En septiembre de 1974 fue sacado del poder por el Derg, un grupo militar de izquierda que tomó el mando del país e instauró una junta militar. Fue recluido en uno de sus tantos palacios pero confinado a un dormitorio. Bajo estricta vigilancia debía permanecer allí todo el día. Sus captores rotaban los guardias cada quince días porque el antiguo emperador aún mantenía el poder de seducción y persuasión sobre ellos. Seguía creyendo que ostentaba el poder y exigía un informe diario de situación.
El 27 de agosto de 1975, hace 45 años, Haile Selassie fue encontrado muerto en su habitación.
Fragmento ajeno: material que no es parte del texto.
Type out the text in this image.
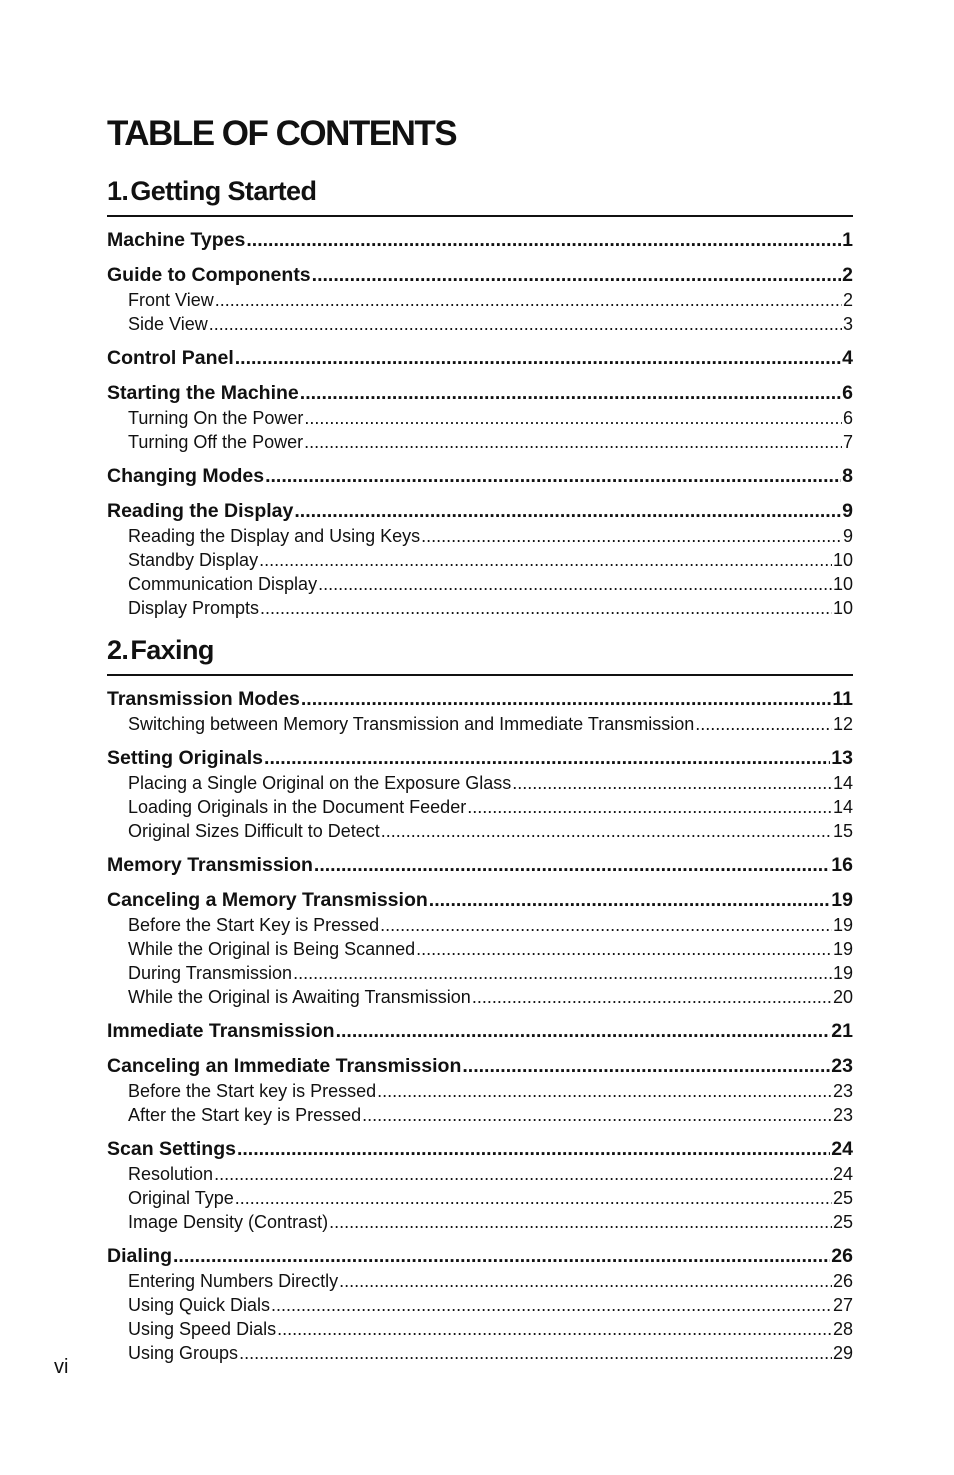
TABLE OF CONTENTS
1.Getting Started
Machine Types .....	1
Guide to Components .....	2
Front View .....	2
Side View .....	3
Control Panel .....	4
Starting the Machine .....	6
Turning On the Power .....	6
Turning Off the Power .....	7
Changing Modes .....	8
Reading the Display .....	9
Reading the Display and Using Keys .....	9
Standby Display .....	10
Communication Display .....	10
Display Prompts .....	10
2.Faxing
Transmission Modes .....	11
Switching between Memory Transmission and Immediate Transmission .....	12
Setting Originals .....	13
Placing a Single Original on the Exposure Glass .....	14
Loading Originals in the Document Feeder .....	14
Original Sizes Difficult to Detect .....	15
Memory Transmission .....	16
Canceling a Memory Transmission .....	19
Before the Start Key is Pressed .....	19
While the Original is Being Scanned .....	19
During Transmission .....	19
While the Original is Awaiting Transmission .....	20
Immediate Transmission .....	21
Canceling an Immediate Transmission .....	23
Before the Start key is Pressed .....	23
After the Start key is Pressed .....	23
Scan Settings .....	24
Resolution .....	24
Original Type .....	25
Image Density (Contrast) .....	25
Dialing .....	26
Entering Numbers Directly .....	26
Using Quick Dials .....	27
Using Speed Dials .....	28
Using Groups .....	29
vi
Se habló de una enfermedad cardíaca: una obstrucción del aparato circulatorio debido a una trombosis. Una causa posible teniendo en cuenta la edad avanzada de Selassie (83 años) y su fragilidad; apenas pesaba 50 kilos. Aunque luego la versión oficial estableció que se había tratado de una infección respiratoria que agravó una condición anterior debida a un cáncer de próstata.
Del destino del cuerpo no se supo nada por muchos años. En las calles de Addis Abeba el rumor creció. Cada vez más gente creía, mientras se alejaban los días de la muerte de su ex emperador, que Haile Selassie había sido asesinado. Una vez que cayó el Derg, más de veinte años después del fallecimiento se inició un juicio para determinar la causa del deceso. Allí se estableció que había sido asesinado. Que uno de los militares que se habían opuesto a él en el último tiempo lo había asfixiado con una almohada. Testigos y ex soldados señalaron al teniente coronel Daniel Asfaw, hombre muy cercano a Mengistsu Hailemariam, el dictador que sucedió a Selassie.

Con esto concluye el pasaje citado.